Dimension of Eigenspace? Given a matrix A
$ A = \begin{bmatrix} 5 & 4 & -1 \\
    4 & 5 & -1 \\
    -4 & -4 & 2 \\  \end{bmatrix} 
$
I have to find out if A is diagonalizable or not. Also I have to write down the eigen spaces and their dimension.
For eigenvalue, $ \lambda = 1 $ , I found the following equation:
$ x_1 + x_2 - \frac{x_3}{4} = 0 $
Here, I have two free variables. $ x_2 $ and $ x_3 $. I'm not sure but I think the the number of free variables corresponds to the dimension of eigenspace and setting once $ x_2 = 0 $ and then $ x_3 = 0 $ will compute the eigenspace.  

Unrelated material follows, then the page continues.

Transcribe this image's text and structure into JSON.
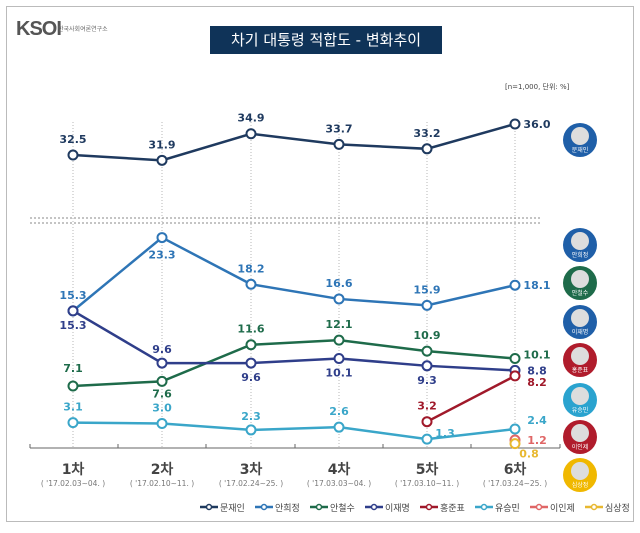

Any detailed explanation would be appreciated.
 A: Set $x_3 = 0$ to get an eigenvector $v_1 = (1, -1, 0)^T$, then set $x_2 = 0$ to get another eigenvector $v_2 = (1, 0 , 4)^T$.  To find the third eigenvalue $t$, write the characteristic polynomial as $$\det(\lambda-AI)  = (\lambda-1)^2 (\lambda - t).$$  Substitute $\lambda = 0$ in the above equation to see that $-\det A = -t$, so
\begin{align}
t =& \det A = (5)(5)(2)+(4)(-1)(-4)+(-1)(4)(-4) \\
&- (-4)(5)(-1) - (-4)(-1)(5) - (2)(4)(4) \\
=& 50 + 16 + 16 - 20 - 20 - 32 = 10
\end{align}
$$(A-10I) \begin{bmatrix}x_1\\x_2\\x_3\end{bmatrix} = \begin{bmatrix} -5 & 4 & -1 \\
    4 & -5 & -1 \\
    -4 & -4 & -8 \\  \end{bmatrix}
\begin{bmatrix}x_1\\x_2\\x_3\end{bmatrix} = 0, \tag{*} \label1$$
$v_3 = (x_1,x_2,x_3) = (1,1,-1)$ solves \eqref{1}, so it's a eigenvector corresponding to eigenvalue $10$.
The eigenspace $E_1 = \mathrm{span}\{v_1,v_2\}$ corresponding to $\lambda = 1$ has dimension $2$; the eigenspace $E_{10} = \mathrm{span}\{v_3\}$ corresponding to $\lambda = 10$ has dimension $1$.
A: Ummm If you can think of only one specific eigenvector for eigenvalue $1,$ with actual numbers, that will be good enough to start with. Call it $(u,v,w).$ It has a dot product of zero with $(4,4,-1.)$  We would like a second one. So, take second eigenvector $(4,4,-1) \times (u,v,w)$ using traditional cross product.